The people of God are like little birds, being harmless and innocent, singing forth the praises of God for his goodness to them. As also because weak and unable to resist their foes; and worthless in themselves, like sparrows, as the word here used signifies. And are fearful and timorous, and flee at the least apprehension of danger (Psalm 102:7). Satan, and wicked men under his influence, are like fowlers who lay snares for them, to draw them into sin, into immorality and error, in order to bring them to ruin and destruction. Hence, we read of the snare of the devil and of wicked men (1 Tim. 3:7; 2:26). And who form plans and lay schemes to oppress and destroy them. But through the wisdom given them to discern these devices and stratagems, and through the power of divine grace, accompanying them, they escape what was intended for their hurt, and particularly in the following manner:
“The snare is broken, and we are escaped”: Measures concerted by wicked men are broken, their schemes are confounded, their devices are disappointed, so that they cannot perform their enterprise.

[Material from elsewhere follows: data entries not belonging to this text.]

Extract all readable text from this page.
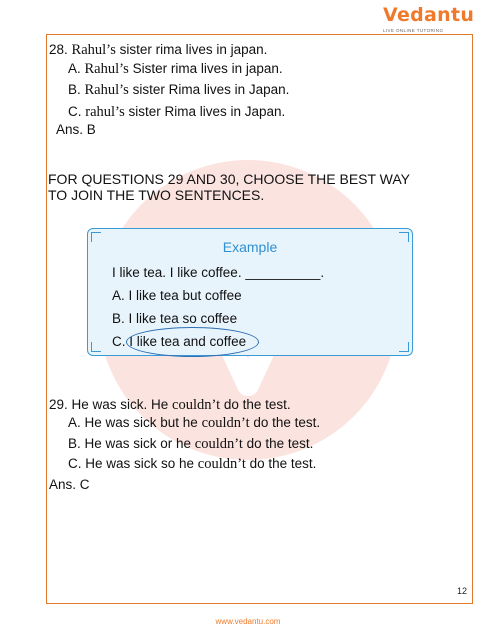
Vedantu
LIVE ONLINE TUTORING
28. Rahul’s sister rima lives in japan.
A. Rahul’s Sister rima lives in japan.
B. Rahul’s sister Rima lives in Japan.
C. rahul’s sister Rima lives in Japan.
Ans. B
FOR QUESTIONS 29 AND 30, CHOOSE THE BEST WAY
TO JOIN THE TWO SENTENCES.
Example
I like tea. I like coffee. __________.
A. I like tea but coffee
B. I like tea so coffee
C. I like tea and coffee
29. He was sick. He couldn’t do the test.
A. He was sick but he couldn’t do the test.
B. He was sick or he couldn’t do the test.
C. He was sick so he couldn’t do the test.
Ans. C
12
www.vedantu.com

And by this means the saints escape the evils designed against them, the afflictions of the world, and the temptations of Satan.

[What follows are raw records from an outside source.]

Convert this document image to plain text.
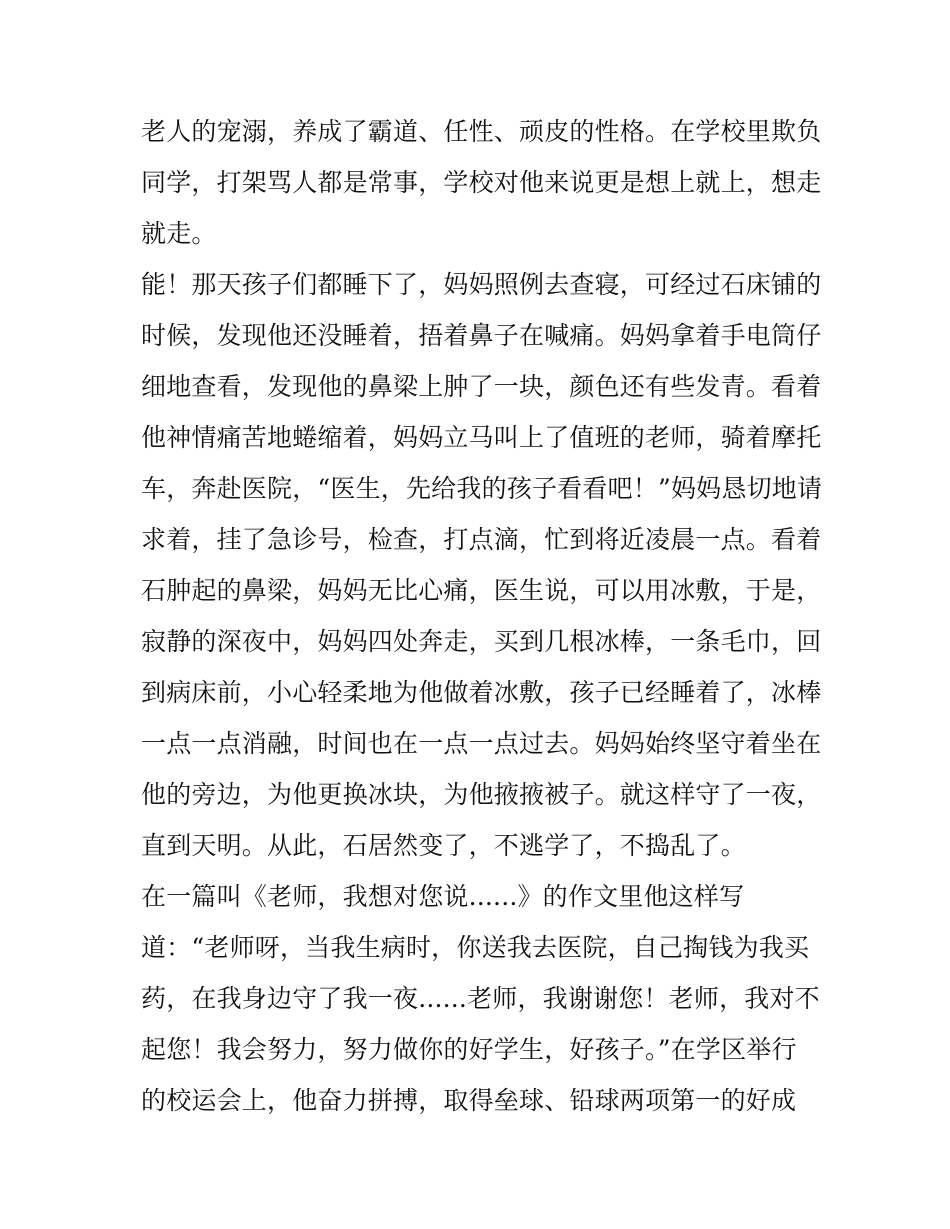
老人的宠溺，养成了霸道、任性、顽皮的性格。在学校里欺负
同学，打架骂人都是常事，学校对他来说更是想上就上，想走
就走。
能！那天孩子们都睡下了，妈妈照例去查寝，可经过石床铺的
时候，发现他还没睡着，捂着鼻子在喊痛。妈妈拿着手电筒仔
细地查看，发现他的鼻梁上肿了一块，颜色还有些发青。看着
他神情痛苦地蜷缩着，妈妈立马叫上了值班的老师，骑着摩托
车，奔赴医院，“医生，先给我的孩子看看吧！”妈妈恳切地请
求着，挂了急诊号，检查，打点滴，忙到将近凌晨一点。看着
石肿起的鼻梁，妈妈无比心痛，医生说，可以用冰敷，于是，
寂静的深夜中，妈妈四处奔走，买到几根冰棒，一条毛巾，回
到病床前，小心轻柔地为他做着冰敷，孩子已经睡着了，冰棒
一点一点消融，时间也在一点一点过去。妈妈始终坚守着坐在
他的旁边，为他更换冰块，为他掖掖被子。就这样守了一夜，
直到天明。从此，石居然变了，不逃学了，不捣乱了。
在一篇叫《老师，我想对您说......》的作文里他这样写
道：“老师呀，当我生病时，你送我去医院，自己掏钱为我买
药，在我身边守了我一夜......老师，我谢谢您！老师，我对不
起您！我会努力，努力做你的好学生，好孩子。”在学区举行
的校运会上，他奋力拼搏，取得垒球、铅球两项第一的好成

The snare was the curse. Jesus took the curse, that we might be set free.
Galatians 3:13 “Christ hath redeemed us from the curse of the law, being made a curse for us: for it is written, Cursed [is] every one that hangeth on a tree:”
We have escaped from that curse like the bird who gets out of a trap and flies away. Our soul is free like the bird that escaped. The psalmist is speaking of being free from the wicked people who had set a trap to get them. The Lord is our help and our strength.
Psalm 124:8 “Our help [is] in the name of the LORD, who made heaven and earth.”
This is the conclusion the church draws from the scene of Providence in her favor. This is the instruction she learns from hence, that her help is in the Lord only, and not in any creature. And that it is right to put her trust and confidence in the Lord for it, and only to expect it from him whose name is in himself. And is a strong tower to flee unto for safety (Prov. 18:10). The Targum is, “in the name of the Word of the Lord;” In the Messiah; in whom the name of the Lord is, his nature and perfections. And in whom help is found, being laid upon him (Exodus 23:21).
“Who made heaven and earth”: And therefore, must be able to help his people, and to do more for them than they are able to ask or think. For what is it he cannot do that made the heavens and the earth, and all that is in them? Compare (Psalm 121:1-2).
The name of the Lord for the Christian is Jesus. All believers in Christ have been given the authority to use that name. You should read (all of John chapter 14), but I will give a couple of verses that show what we can do in that name.
John 14:13-14 “And whatsoever ye shall ask in my name, that will I do, that the Father may be glorified in the Son.” “If ye shall ask any thing in my name, I will do [it].”
How much power does the name have and where?
Philippians 2:10 “That at the name of Jesus every knee should bow, of [things] in heaven, and [things] in earth, and [things] under the earth;”
Psalm 124 Questions
- What small nation did God choose out of all the nations to be His?
- What miracles, that God did for Israel, influenced the people around them?
- What were they joining nations afraid of?
- What happened in the battle the Israelites fought that God had not sent them to?
- What keeps the waters of opposition from overwhelming the church?
- When does the church seem to grow the most?
- Who did Israel fall to?
- What are the proud waters?
- What must we do to cause the devil to flee?
- What did the psalmist in chapter 58, ask the Lord to do?
- Our soul is escaped as a ______ out of the snare.
- What was the snare symbolic of?
- Our help is in the _______ of the ______.